The future of photography
We’re proud that Intel’s innovations have enabled every one of these touch points, and helped transform photography over the ages. The next generation of photography devices and software will demand even more processing and storage capacity, as images continue to get bigger and more detailed, and as new ways of capturing photos come on to the mainstream market.
360 degree photography is one such innovative method, creating immersive, experiential images and videos – but these come with huge file sizes and require market-leading processing speeds to edit (and even, to a lesser degree, to experience). Augmented reality is also rewriting the script on photography, using still images to layer on top of the “real world” or image recognition to provide information about the buildings, streets, signs, and art right in front of you.
Not only can we layer on information, we can now refocus and transform already taken images.

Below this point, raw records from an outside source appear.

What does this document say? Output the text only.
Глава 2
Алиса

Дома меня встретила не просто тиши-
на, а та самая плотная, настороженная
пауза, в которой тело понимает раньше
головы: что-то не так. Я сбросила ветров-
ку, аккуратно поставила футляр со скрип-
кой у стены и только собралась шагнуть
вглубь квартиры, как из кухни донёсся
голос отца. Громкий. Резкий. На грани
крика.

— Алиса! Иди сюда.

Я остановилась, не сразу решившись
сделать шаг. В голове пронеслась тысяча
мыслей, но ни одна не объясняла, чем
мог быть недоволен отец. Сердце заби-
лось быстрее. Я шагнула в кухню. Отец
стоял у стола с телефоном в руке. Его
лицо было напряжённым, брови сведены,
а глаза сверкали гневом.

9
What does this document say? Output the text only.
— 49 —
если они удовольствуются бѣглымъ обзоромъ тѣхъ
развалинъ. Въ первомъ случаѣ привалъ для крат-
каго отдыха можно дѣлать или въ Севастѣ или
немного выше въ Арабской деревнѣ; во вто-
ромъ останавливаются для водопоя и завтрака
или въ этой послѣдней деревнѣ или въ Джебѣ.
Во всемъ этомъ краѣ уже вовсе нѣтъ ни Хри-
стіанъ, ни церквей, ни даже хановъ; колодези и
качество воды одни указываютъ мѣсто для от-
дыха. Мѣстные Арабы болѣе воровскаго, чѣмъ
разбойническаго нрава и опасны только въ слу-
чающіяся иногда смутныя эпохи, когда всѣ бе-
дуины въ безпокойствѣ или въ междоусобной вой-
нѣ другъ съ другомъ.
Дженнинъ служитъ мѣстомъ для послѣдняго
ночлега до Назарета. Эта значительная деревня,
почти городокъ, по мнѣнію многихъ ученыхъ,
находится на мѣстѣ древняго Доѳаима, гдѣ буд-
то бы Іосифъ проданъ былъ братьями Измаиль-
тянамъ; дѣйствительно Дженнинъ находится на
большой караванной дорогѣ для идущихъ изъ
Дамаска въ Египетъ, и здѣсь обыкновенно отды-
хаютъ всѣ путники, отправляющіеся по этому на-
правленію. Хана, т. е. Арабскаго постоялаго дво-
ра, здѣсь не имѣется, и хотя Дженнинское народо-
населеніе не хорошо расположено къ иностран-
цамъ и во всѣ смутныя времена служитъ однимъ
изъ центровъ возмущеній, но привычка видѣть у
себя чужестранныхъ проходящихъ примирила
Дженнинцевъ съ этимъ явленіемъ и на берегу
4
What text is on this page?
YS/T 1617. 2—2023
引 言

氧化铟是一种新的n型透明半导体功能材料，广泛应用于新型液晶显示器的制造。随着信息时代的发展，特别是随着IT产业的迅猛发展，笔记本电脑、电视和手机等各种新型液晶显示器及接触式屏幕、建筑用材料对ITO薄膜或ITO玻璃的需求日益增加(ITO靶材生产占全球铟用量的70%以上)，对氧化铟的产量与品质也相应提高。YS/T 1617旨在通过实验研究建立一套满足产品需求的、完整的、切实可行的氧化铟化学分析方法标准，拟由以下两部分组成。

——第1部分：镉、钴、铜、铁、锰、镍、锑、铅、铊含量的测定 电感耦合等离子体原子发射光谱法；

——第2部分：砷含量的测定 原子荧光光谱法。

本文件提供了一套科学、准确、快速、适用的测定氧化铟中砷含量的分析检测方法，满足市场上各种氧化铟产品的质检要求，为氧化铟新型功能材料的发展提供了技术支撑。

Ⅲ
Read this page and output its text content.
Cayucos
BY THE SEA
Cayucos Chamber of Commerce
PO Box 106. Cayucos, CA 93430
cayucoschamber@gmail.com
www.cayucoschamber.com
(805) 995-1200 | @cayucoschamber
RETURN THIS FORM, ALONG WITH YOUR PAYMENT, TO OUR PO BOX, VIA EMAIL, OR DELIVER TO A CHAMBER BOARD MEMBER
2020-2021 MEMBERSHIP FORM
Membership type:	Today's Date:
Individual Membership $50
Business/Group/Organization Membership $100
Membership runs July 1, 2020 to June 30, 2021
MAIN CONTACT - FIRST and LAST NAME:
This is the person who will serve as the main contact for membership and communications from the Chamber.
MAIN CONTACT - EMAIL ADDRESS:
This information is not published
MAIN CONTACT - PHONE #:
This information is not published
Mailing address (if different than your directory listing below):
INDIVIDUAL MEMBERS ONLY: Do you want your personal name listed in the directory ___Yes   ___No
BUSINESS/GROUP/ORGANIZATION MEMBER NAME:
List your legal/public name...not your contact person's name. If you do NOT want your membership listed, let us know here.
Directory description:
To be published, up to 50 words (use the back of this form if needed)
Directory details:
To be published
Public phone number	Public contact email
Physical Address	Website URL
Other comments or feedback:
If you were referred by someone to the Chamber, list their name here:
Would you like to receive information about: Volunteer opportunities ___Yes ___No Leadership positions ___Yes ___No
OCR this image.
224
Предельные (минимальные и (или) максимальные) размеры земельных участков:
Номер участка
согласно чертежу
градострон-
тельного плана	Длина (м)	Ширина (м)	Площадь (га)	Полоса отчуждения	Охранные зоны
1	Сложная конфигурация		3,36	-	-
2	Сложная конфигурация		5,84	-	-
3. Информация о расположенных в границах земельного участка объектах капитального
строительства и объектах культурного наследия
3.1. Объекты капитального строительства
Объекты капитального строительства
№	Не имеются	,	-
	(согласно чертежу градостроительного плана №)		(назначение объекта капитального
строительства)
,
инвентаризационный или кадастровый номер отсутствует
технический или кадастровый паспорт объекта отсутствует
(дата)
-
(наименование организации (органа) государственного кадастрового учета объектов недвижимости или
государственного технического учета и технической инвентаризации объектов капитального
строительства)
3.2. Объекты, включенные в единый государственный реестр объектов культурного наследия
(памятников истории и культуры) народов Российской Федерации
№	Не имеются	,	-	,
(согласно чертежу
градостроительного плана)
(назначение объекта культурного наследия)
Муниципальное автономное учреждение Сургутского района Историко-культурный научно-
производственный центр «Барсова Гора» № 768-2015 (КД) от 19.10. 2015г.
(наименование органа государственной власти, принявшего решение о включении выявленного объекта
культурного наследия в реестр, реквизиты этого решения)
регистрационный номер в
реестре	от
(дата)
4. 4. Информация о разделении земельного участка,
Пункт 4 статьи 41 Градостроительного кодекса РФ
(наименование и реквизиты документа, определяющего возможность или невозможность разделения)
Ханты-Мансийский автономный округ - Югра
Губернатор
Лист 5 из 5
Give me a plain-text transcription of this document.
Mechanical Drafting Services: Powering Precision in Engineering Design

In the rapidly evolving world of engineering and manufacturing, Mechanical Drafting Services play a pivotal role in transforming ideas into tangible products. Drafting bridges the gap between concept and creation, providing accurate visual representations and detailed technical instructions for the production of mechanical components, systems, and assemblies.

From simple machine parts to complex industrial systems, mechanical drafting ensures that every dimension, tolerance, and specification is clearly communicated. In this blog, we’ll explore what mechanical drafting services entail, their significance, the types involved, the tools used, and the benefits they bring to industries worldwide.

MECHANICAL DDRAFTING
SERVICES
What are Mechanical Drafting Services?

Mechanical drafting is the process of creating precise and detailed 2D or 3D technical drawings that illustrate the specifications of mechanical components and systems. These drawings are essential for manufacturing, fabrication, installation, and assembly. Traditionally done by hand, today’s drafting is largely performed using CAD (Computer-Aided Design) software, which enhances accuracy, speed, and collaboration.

Yes, the power of something like Intel’s RealSense Depth Enabled Photography (DEP) means you can even shift focal points after you press the shutter button.
In combining these types of image capture and image analysis tools, and incorporating them into devices, not only will your smart glasses (as one example) talk you through what you’re seeing, they could be used to capture images – for a “my view of the world” perspective, promoting narrative style photography. Imagine the power of these next frontier photographic stories for embedded journalists, NGOs, and even tourism.
The next layer (driven by image capture and processing) is this powerful form of visual communication, and with that, visual recognition – transforming communication platforms like social media, analytics, machine learning, and even artificial intelligence.
The future looks bright. Capture it.